Smoothness and Stability in GANs

Authors: Casey Chu, Kentaro Minami, Kenji Fukumizu

ICLR 2020 | Conference PDF | Archive PDF | Plain Text | LLM Run Details

Reproducibility Variable Result LLM Response
Research Type Experimental In this section, we empirically test the theoretical learning rate given by Theorem 1 and Proposition 1 as well as our regularization scheme (7) based on inf-convolutions. ... We trained each model for 100,000 steps on CIFAR-10 and evaluate each model using the Fr´echet Inception Distance (FID) of Heusel et al. (2017).
Researcher Affiliation Collaboration Casey Chu Stanford University caseychu@stanford.edu Kentaro Minami Preferred Networks, Inc. minami@preferred.jp Kenji Fukumizu The Institute of Statistical Mathematics / Preferred Networks, Inc. fukumizu@ism.ac.jp
Pseudocode No The paper discusses algorithmic concepts and derivations but does not present any formal pseudocode or algorithm blocks.
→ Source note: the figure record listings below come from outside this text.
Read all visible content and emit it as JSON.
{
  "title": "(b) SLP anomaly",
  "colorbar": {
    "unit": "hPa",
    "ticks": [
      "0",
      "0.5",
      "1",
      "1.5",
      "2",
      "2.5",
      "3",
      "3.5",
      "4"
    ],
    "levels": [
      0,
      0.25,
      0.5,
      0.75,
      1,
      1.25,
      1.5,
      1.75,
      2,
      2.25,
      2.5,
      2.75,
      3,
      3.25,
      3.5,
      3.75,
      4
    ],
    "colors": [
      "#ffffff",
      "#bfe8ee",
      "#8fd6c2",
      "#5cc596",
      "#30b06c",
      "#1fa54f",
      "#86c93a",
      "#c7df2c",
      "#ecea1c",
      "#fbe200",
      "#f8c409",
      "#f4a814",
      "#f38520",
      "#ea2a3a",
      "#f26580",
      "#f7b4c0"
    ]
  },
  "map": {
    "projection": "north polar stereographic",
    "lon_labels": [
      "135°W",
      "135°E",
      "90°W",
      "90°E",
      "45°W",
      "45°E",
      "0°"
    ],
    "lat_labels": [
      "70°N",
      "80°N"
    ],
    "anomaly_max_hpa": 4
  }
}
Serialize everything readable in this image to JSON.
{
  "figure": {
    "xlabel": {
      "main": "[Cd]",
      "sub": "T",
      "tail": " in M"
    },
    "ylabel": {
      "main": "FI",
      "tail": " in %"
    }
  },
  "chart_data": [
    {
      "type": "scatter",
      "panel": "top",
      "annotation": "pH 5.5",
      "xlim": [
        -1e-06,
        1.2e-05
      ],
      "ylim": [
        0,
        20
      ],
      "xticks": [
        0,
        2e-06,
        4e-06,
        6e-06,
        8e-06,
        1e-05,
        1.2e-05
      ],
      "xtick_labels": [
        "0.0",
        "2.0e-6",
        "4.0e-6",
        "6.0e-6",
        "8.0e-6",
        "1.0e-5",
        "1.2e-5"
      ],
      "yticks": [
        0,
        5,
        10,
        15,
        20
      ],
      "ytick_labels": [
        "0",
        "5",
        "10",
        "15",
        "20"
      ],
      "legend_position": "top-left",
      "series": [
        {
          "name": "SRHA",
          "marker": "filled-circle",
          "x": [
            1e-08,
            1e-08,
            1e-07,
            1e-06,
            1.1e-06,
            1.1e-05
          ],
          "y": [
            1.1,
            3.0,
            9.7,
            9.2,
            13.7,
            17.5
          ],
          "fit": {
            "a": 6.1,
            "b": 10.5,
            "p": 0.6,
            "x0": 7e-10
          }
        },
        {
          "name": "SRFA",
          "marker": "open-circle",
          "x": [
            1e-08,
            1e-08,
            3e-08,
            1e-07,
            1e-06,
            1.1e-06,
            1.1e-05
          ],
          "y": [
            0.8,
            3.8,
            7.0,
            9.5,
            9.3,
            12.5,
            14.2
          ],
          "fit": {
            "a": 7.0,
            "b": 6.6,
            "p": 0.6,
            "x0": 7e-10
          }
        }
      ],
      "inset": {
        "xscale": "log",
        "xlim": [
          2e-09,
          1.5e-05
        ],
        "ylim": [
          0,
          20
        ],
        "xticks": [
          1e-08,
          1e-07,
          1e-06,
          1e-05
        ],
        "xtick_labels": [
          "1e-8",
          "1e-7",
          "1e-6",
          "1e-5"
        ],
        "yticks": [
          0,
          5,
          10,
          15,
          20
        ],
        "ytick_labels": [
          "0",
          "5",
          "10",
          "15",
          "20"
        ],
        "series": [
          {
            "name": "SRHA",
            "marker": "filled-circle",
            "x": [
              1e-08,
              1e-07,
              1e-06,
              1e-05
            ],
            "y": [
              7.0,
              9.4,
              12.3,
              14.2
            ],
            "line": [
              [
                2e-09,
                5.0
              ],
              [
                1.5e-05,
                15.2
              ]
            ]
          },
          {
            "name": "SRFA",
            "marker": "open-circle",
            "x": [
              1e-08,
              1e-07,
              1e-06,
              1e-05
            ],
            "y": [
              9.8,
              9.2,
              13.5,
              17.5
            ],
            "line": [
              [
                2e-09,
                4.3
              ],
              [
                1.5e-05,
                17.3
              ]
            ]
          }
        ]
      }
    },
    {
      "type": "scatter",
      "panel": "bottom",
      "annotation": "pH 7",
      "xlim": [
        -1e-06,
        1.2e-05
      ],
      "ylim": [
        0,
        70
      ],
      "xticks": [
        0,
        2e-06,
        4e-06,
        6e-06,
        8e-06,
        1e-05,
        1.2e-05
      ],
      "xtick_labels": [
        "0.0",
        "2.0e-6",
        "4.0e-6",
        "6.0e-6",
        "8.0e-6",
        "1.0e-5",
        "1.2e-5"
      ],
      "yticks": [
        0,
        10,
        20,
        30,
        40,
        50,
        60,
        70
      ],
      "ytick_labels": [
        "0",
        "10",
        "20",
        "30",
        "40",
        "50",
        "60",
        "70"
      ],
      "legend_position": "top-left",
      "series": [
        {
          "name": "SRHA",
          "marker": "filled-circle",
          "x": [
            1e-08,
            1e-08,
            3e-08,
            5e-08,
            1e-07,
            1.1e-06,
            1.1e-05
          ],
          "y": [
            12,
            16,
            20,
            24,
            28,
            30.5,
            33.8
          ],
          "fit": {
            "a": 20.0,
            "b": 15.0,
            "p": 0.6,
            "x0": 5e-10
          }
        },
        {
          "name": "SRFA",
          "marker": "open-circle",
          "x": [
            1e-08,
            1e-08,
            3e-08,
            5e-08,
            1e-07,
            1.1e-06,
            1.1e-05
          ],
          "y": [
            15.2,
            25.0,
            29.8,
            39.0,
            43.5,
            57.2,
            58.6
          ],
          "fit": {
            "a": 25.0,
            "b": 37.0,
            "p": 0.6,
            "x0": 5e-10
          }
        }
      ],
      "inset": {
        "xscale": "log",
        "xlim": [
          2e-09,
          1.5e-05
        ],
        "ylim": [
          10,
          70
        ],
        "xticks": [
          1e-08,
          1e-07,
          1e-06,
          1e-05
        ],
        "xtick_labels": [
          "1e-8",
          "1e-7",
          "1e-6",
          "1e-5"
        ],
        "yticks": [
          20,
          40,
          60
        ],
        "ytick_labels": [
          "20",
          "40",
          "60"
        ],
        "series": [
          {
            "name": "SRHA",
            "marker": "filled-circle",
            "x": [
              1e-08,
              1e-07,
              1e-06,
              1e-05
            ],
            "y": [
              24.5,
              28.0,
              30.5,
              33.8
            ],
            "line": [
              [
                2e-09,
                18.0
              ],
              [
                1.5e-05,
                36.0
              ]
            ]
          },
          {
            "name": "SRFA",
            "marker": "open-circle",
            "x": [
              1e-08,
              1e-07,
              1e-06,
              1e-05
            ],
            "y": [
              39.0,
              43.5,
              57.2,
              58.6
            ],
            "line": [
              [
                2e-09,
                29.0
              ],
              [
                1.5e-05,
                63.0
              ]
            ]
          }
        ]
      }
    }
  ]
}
Open Source Code No The paper does not contain an explicit statement about releasing source code for the methodology or provide a link to a code repository.
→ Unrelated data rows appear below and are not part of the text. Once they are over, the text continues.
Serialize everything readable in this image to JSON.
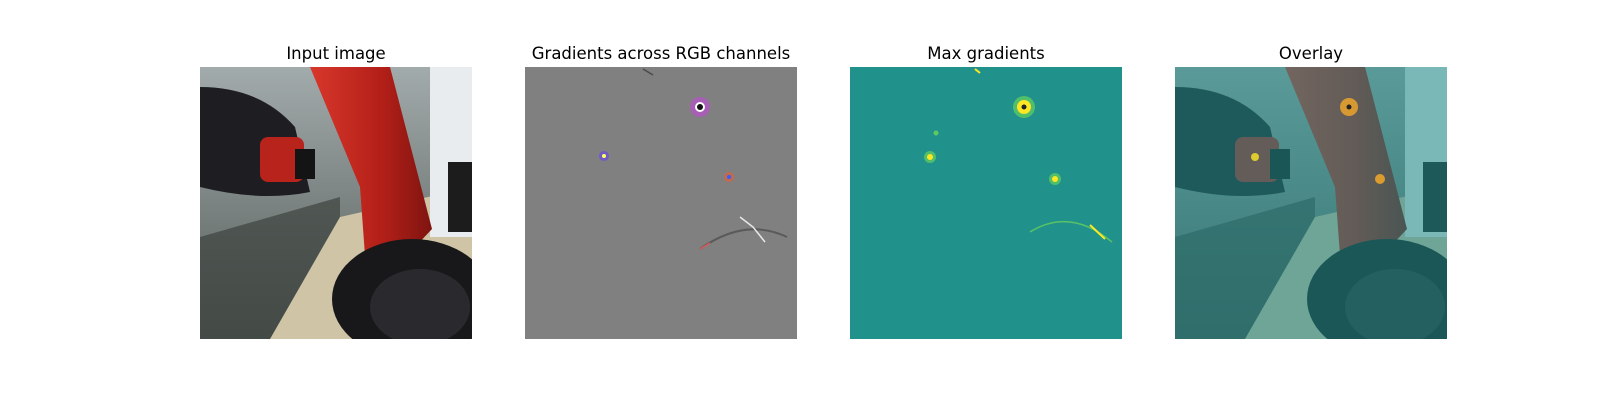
{
  "figure": {
    "panels": [
      {
        "title": "Input image"
      },
      {
        "title": "Gradients across RGB channels"
      },
      {
        "title": "Max gradients"
      },
      {
        "title": "Overlay"
      }
    ]
  },
  "colors": {
    "robot_red": "#b8231c",
    "robot_black": "#1e1e22",
    "floor": "#cfc4a6",
    "wall": "#8e9a9c",
    "gradient_background": "#808080",
    "max_gradient_background": "#21918c",
    "hotspot": "#fde725",
    "overlay_tint": "#1f8c8a"
  }
}
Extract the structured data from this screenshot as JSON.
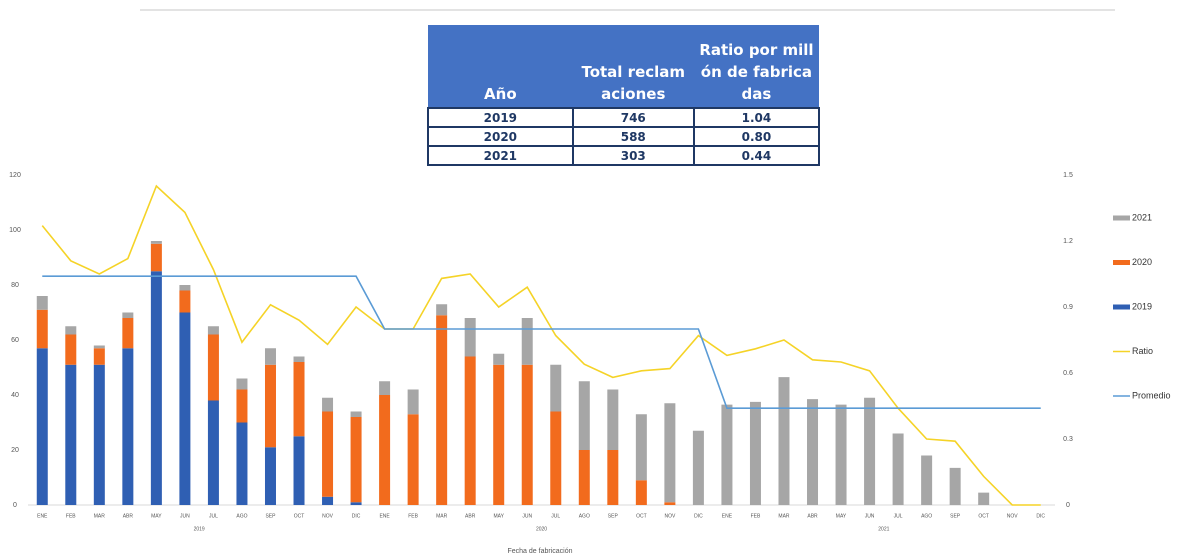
{
  "table": {
    "header": [
      "Año",
      "Total reclamaciones",
      "Ratio por millón de fabricadas"
    ],
    "rows": [
      [
        "2019",
        "746",
        "1.04"
      ],
      [
        "2020",
        "588",
        "0.80"
      ],
      [
        "2021",
        "303",
        "0.44"
      ]
    ]
  },
  "chart_data": {
    "type": "bar",
    "stacked": true,
    "xlabel": "Fecha de fabricación",
    "categories": [
      "ENE",
      "FEB",
      "MAR",
      "ABR",
      "MAY",
      "JUN",
      "JUL",
      "AGO",
      "SEP",
      "OCT",
      "NOV",
      "DIC",
      "ENE",
      "FEB",
      "MAR",
      "ABR",
      "MAY",
      "JUN",
      "JUL",
      "AGO",
      "SEP",
      "OCT",
      "NOV",
      "DIC",
      "ENE",
      "FEB",
      "MAR",
      "ABR",
      "MAY",
      "JUN",
      "JUL",
      "AGO",
      "SEP",
      "OCT",
      "NOV",
      "DIC"
    ],
    "groups": [
      "2019",
      "2020",
      "2021"
    ],
    "series": [
      {
        "name": "2019",
        "color": "#2f5fb3",
        "values": [
          57,
          51,
          51,
          57,
          85,
          70,
          38,
          30,
          21,
          25,
          3,
          1,
          0,
          0,
          0,
          0,
          0,
          0,
          0,
          0,
          0,
          0,
          0,
          0,
          0,
          0,
          0,
          0,
          0,
          0,
          0,
          0,
          0,
          0,
          0,
          0
        ]
      },
      {
        "name": "2020",
        "color": "#f26b1d",
        "values": [
          14,
          11,
          6,
          11,
          10,
          8,
          24,
          12,
          30,
          27,
          31,
          31,
          40,
          33,
          69,
          54,
          51,
          51,
          34,
          20,
          20,
          9,
          1,
          0,
          0,
          0,
          0,
          0,
          0,
          0,
          0,
          0,
          0,
          0,
          0,
          0
        ]
      },
      {
        "name": "2021",
        "color": "#a6a6a6",
        "values": [
          5,
          3,
          1,
          2,
          1,
          2,
          3,
          4,
          6,
          2,
          5,
          2,
          5,
          9,
          4,
          14,
          4,
          17,
          17,
          25,
          22,
          24,
          36,
          27,
          36.5,
          37.5,
          46.5,
          38.5,
          36.5,
          39,
          26,
          18,
          13.5,
          4.5,
          0,
          0
        ]
      },
      {
        "name": "Ratio",
        "type": "line",
        "axis": "y2",
        "color": "#f5d327",
        "values": [
          1.27,
          1.11,
          1.05,
          1.12,
          1.45,
          1.33,
          1.07,
          0.74,
          0.91,
          0.84,
          0.73,
          0.9,
          0.8,
          0.8,
          1.03,
          1.05,
          0.9,
          0.99,
          0.77,
          0.64,
          0.58,
          0.61,
          0.62,
          0.77,
          0.68,
          0.71,
          0.75,
          0.66,
          0.65,
          0.61,
          0.44,
          0.3,
          0.29,
          0.13,
          0,
          0
        ]
      },
      {
        "name": "Promedio",
        "type": "line",
        "axis": "y2",
        "color": "#5b9bd5",
        "values": [
          1.04,
          1.04,
          1.04,
          1.04,
          1.04,
          1.04,
          1.04,
          1.04,
          1.04,
          1.04,
          1.04,
          1.04,
          0.8,
          0.8,
          0.8,
          0.8,
          0.8,
          0.8,
          0.8,
          0.8,
          0.8,
          0.8,
          0.8,
          0.8,
          0.44,
          0.44,
          0.44,
          0.44,
          0.44,
          0.44,
          0.44,
          0.44,
          0.44,
          0.44,
          0.44,
          0.44
        ]
      }
    ],
    "ylim": [
      0,
      120
    ],
    "yticks": [
      0,
      20,
      40,
      60,
      80,
      100,
      120
    ],
    "y2lim": [
      0,
      1.5
    ],
    "y2ticks": [
      0,
      0.3,
      0.6,
      0.9,
      1.2,
      1.5
    ],
    "grid": false,
    "legend": "right"
  }
}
Open Datasets Yes We trained each model for 100,000 steps on CIFAR-10 and evaluate each model using the Fr´echet Inception Distance (FID) of Heusel et al. (2017).
Dataset Splits No The paper mentions training models for 100,000 steps on CIFAR-10 but does not specify the dataset splits (e.g., percentages or sample counts for training, validation, or test sets).
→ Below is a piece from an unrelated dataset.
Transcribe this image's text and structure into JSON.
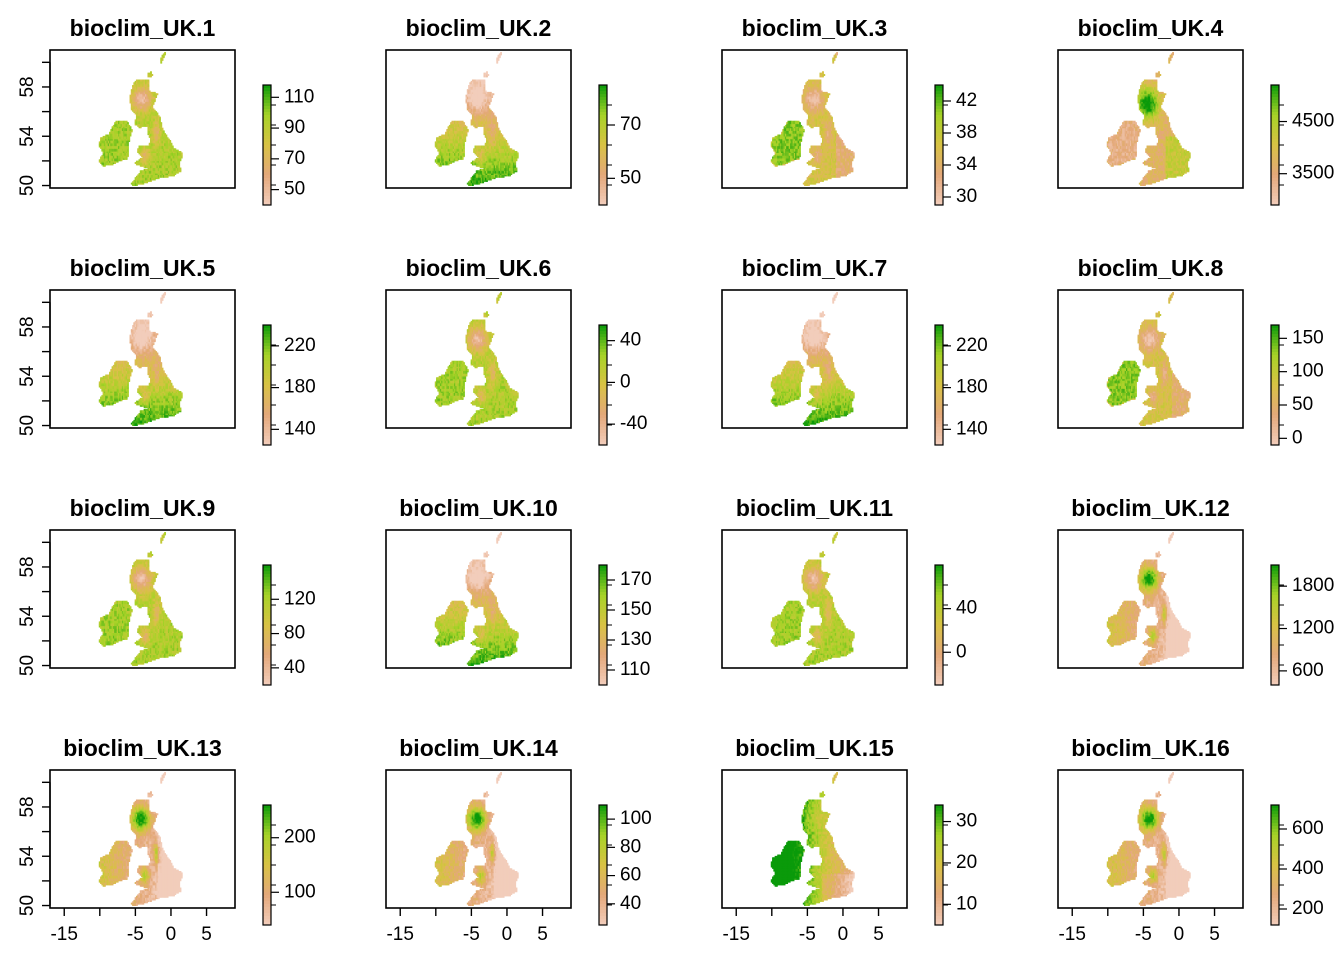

Hardware Specification No The paper describes the discriminator as a '7-layer convolutional neural network' and mentions a 'particle-based generator', but does not specify any hardware details such as GPU or CPU models used for training.
Software Dependencies No The paper mentions using 'spectral normalization' and 'ELU activations' for the discriminator but does not provide specific software dependencies with version numbers (e.g., PyTorch 1.x, TensorFlow 2.x).
Experiment Setup Yes We randomly generated hyperparameter settings for the Lipschitz constant α, the smoothness constant β2, the number of particles N, and the learning rate γ. We trained each model for 100,000 steps on CIFAR-10.